Essa problemática implica num terrível dilema: o tempo possível de ser dedicado ao lazer é o mesmo da sexualidade. A solução mais exercida para a solução desse dilema – que não é a melhor, mas a “menos pior” – é a fusão de ambos pelo consumo de pornografia, motel, sauna, “casa de massagem”, trazendo uma ilusão de liberdade sexual.
E é por esse caminho que a Super-Repressão se articula com o Princípio de Rendimento. Marcuse o determina como forma contemporânea do princípio de realidade: consumir para produzir e produzir para consumir. Com isso, o indivíduo sente-se humilhado se não atinge às demandas de consumo e produção impostas pela sociedade.
Com isso, a identidade do indivíduo não depende mais da relação [corpo-psique-ics-consciência Natureza-cultura], mas dos critérios de avaliação social.
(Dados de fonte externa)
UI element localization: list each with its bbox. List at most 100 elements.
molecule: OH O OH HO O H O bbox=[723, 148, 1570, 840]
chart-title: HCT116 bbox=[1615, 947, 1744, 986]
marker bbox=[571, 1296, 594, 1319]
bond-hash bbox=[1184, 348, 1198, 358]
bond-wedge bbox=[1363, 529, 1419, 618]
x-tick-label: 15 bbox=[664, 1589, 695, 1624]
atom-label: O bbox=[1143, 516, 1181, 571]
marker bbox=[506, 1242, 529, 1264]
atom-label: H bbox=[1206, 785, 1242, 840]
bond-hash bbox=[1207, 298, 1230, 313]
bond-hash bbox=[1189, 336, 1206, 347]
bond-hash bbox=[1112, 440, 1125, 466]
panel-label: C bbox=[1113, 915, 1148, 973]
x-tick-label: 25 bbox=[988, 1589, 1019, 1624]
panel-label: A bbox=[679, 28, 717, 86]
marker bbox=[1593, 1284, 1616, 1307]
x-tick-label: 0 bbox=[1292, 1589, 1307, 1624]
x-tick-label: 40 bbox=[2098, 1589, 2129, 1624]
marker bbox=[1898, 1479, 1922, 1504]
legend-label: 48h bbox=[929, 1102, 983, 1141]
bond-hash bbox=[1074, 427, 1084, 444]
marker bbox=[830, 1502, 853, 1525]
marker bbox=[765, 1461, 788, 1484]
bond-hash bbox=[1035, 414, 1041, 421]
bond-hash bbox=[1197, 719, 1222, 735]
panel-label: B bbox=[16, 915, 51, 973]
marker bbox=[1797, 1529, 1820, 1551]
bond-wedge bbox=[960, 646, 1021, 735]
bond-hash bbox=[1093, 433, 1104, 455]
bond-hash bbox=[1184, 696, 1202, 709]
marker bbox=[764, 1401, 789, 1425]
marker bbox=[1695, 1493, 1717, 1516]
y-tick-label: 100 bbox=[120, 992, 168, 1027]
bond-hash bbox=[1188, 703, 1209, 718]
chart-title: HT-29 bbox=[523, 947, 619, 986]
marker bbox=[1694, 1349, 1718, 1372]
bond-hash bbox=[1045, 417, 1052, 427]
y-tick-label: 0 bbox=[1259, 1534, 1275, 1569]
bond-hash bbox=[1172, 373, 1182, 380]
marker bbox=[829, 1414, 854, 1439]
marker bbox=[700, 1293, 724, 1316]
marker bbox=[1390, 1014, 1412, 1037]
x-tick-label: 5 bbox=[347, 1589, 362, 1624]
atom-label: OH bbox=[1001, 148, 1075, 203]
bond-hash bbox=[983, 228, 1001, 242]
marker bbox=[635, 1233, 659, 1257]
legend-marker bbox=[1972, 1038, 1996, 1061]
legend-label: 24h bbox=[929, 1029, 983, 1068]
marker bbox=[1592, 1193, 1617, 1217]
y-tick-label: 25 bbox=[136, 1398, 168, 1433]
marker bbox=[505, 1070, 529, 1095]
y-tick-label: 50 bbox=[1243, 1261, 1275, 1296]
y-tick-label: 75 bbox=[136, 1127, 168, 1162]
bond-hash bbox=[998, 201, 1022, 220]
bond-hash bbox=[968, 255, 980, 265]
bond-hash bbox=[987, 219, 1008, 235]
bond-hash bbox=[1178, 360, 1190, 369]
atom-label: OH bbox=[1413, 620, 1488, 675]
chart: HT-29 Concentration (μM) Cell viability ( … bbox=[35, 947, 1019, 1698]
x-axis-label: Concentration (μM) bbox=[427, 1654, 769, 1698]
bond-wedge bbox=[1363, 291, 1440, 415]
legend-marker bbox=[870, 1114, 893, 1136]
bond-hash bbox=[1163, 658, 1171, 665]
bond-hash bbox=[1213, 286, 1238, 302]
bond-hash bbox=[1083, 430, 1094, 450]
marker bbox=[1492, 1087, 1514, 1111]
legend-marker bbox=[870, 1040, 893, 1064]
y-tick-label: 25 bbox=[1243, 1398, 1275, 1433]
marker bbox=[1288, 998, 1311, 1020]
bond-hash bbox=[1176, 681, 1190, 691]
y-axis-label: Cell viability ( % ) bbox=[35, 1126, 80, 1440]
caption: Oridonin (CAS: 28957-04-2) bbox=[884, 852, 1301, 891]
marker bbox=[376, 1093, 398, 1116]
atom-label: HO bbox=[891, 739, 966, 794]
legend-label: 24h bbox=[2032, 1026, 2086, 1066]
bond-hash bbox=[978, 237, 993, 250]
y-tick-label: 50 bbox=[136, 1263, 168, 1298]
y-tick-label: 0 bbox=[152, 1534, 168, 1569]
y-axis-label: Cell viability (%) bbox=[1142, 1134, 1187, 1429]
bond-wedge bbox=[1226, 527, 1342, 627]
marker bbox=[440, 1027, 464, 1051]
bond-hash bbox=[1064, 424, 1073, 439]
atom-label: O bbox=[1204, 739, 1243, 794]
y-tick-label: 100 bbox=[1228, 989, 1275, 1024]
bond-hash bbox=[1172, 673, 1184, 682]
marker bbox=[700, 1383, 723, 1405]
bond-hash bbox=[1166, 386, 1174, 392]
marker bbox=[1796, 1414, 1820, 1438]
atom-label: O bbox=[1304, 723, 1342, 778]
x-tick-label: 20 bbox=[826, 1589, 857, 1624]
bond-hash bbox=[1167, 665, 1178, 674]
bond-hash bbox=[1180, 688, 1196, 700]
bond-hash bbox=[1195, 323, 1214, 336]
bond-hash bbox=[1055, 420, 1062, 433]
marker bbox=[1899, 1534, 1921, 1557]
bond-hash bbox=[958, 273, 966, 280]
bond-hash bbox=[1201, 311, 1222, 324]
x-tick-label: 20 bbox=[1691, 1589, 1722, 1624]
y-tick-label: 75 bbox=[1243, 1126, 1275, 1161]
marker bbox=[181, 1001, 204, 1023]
Deixamos de ser autônomos quanto à sexualidade e nossas próprias vidas para sermos heterônomos – ou seja, deixamos de seguir nossas próprias leis e passamos a ser determinados por leis alheias.
Super-Repressão e Princípio de Rendimento, dessa forma, reduzem o Eros a quase zero e alimentam Thanatos em seu cruel e perverso desejo de morte, vazio e fim.
Acontece que, assim como o recalcado retorna, retorna a Libido reprimida igualmente, que assume três modalidades de manifestação:
Princípio de destruição, agressividade realizando o prazer (nazismo, fascismo, massacres, destruição da Natureza…).
Infantilização e conformismo, dessublimação repressiva (exibição do nu em propagandas visto como profanação).
Revolta de Eros e negação do existente em vez de sua afirmação (“perversões” sexuais como fontes de vida e saúde).